Кстати, Дом Мурузи в Петербурге, построенный в 1874−1877 годах для князя Александра Дмитриевича Мурузи, когда-то считался одним из самых роскошных, в этом доме жили Зинаида Гиппиус с Дмитрием Мережковским, Николай Лесков, известные философы. Все стены в комнате Бродского, кроме окна, были в книгах. И я представлял, что каким-то образом закреплюсь на потолке, причем меня не очень волновало – как. Внизу будет сидеть Иосиф, и я его сниму в этом «колодце». И пока я пытался достать широкоугольный объектив, который для этой съемки нужен был непременно, Бродского выслали из страны. Так что замечательный кадр так и не был реализован, и он остался только у меня в голове.
Кстати, второй подобный случай произошел с Людмилой Зыкиной. Ситуация сложилась несколько парадоксальная, потому что Зыкина – совсем не мой персонаж. Но мне предложили сфотографировать ее, и я с удовольствием согласился – правда, на своих условиях: не в ее шали и москонцертовских костюмах, без пресловутого кокошника и ансамбля.

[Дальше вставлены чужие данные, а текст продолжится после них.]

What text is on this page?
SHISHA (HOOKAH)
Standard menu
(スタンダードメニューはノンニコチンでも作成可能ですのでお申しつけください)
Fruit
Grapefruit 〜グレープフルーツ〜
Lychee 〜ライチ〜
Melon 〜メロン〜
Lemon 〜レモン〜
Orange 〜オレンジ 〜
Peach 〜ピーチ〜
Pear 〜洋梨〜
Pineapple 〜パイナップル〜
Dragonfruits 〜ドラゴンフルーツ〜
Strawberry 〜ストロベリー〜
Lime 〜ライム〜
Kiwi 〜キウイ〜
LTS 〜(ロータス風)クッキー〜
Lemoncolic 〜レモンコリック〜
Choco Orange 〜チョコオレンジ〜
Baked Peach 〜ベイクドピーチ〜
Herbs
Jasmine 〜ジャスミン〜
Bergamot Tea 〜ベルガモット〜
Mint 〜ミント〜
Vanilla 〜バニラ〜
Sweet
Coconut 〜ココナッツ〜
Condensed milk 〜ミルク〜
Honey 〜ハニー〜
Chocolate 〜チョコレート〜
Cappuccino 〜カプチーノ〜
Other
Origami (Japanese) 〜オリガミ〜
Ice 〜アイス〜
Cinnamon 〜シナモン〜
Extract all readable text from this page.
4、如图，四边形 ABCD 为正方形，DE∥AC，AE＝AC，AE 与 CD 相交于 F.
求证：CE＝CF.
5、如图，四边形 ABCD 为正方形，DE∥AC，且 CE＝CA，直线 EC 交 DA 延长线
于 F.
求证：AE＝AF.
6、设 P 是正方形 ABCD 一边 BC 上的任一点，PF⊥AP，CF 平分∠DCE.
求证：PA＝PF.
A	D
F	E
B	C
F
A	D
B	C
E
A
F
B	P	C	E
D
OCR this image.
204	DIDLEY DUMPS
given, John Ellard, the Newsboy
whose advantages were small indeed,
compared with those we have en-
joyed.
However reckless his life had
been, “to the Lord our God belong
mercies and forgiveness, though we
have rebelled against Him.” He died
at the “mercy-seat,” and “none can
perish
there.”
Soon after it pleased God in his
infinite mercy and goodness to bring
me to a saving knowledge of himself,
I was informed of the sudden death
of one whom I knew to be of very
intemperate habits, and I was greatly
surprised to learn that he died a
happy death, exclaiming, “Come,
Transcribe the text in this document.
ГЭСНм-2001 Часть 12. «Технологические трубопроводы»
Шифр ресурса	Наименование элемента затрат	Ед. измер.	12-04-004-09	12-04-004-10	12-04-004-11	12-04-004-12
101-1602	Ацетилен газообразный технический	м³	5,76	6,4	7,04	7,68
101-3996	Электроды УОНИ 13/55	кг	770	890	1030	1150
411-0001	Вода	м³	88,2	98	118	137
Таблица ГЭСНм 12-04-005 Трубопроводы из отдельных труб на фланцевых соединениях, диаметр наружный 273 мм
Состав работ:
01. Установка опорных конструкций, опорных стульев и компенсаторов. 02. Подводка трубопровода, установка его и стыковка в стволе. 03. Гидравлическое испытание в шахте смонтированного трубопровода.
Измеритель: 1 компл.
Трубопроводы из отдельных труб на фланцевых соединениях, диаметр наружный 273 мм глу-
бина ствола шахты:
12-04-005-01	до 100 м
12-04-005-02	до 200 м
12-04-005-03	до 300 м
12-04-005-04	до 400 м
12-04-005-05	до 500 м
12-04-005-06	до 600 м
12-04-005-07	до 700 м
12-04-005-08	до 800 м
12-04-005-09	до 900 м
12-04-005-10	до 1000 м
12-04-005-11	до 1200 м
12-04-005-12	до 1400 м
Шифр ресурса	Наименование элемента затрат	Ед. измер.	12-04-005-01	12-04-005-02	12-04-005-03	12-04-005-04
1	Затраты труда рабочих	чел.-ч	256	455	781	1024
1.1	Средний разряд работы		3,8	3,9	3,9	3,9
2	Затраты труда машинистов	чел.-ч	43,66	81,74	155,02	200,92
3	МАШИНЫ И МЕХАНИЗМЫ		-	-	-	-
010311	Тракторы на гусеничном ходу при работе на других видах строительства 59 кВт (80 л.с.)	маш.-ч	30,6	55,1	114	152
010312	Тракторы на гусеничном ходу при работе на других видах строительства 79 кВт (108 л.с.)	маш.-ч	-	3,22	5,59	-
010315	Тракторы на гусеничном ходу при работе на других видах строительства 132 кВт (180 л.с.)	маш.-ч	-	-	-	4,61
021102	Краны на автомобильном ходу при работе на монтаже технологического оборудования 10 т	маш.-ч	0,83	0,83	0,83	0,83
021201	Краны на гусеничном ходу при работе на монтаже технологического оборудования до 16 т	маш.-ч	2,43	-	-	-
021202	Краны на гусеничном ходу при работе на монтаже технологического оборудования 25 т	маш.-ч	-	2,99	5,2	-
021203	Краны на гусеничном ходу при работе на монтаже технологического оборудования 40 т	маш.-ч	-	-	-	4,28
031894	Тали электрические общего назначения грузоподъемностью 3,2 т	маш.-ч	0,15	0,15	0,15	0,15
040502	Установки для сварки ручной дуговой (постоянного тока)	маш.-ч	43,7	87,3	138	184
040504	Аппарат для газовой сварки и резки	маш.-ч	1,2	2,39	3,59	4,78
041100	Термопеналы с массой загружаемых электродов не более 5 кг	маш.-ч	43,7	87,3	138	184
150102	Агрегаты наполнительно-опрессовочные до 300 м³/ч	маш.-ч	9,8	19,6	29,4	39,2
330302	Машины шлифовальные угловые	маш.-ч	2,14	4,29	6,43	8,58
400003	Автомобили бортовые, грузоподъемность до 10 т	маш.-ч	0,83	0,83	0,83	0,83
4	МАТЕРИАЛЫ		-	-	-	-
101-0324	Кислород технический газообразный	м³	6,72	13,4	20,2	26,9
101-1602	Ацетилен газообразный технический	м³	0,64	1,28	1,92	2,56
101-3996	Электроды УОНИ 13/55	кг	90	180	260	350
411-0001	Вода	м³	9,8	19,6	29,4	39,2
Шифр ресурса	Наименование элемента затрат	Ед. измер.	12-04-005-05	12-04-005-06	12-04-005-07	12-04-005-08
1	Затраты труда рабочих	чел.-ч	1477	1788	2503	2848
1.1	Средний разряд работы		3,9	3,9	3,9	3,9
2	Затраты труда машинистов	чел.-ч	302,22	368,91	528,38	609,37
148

Я хотел сделать портрет в стиле Малявина – нечто подлинное, красивое, пусть русское, но в потрясающем малявинско-кустодиевском ключе. Однако ответа не последовало, и съемка не состоялась. Может быть, подумали: «Обычный фотограф, а ставит условия самой Зыкиной!»
Случалось, что и я отказывал. Сейчас понимаю, что в каких-то моментах погорячился. Однажды мне позвонили из приемной одного члена политбюро с просьбой фотографировать его, и меня тогда даже растрогало это предложение. Это был приятный человек, но я сказал: «Воспитывайте у себя, в политбюро, фотографа, пусть он вас и снимает!» На удивление, никаких карательных мер не последовало. Наверное, просто передали, что я занят.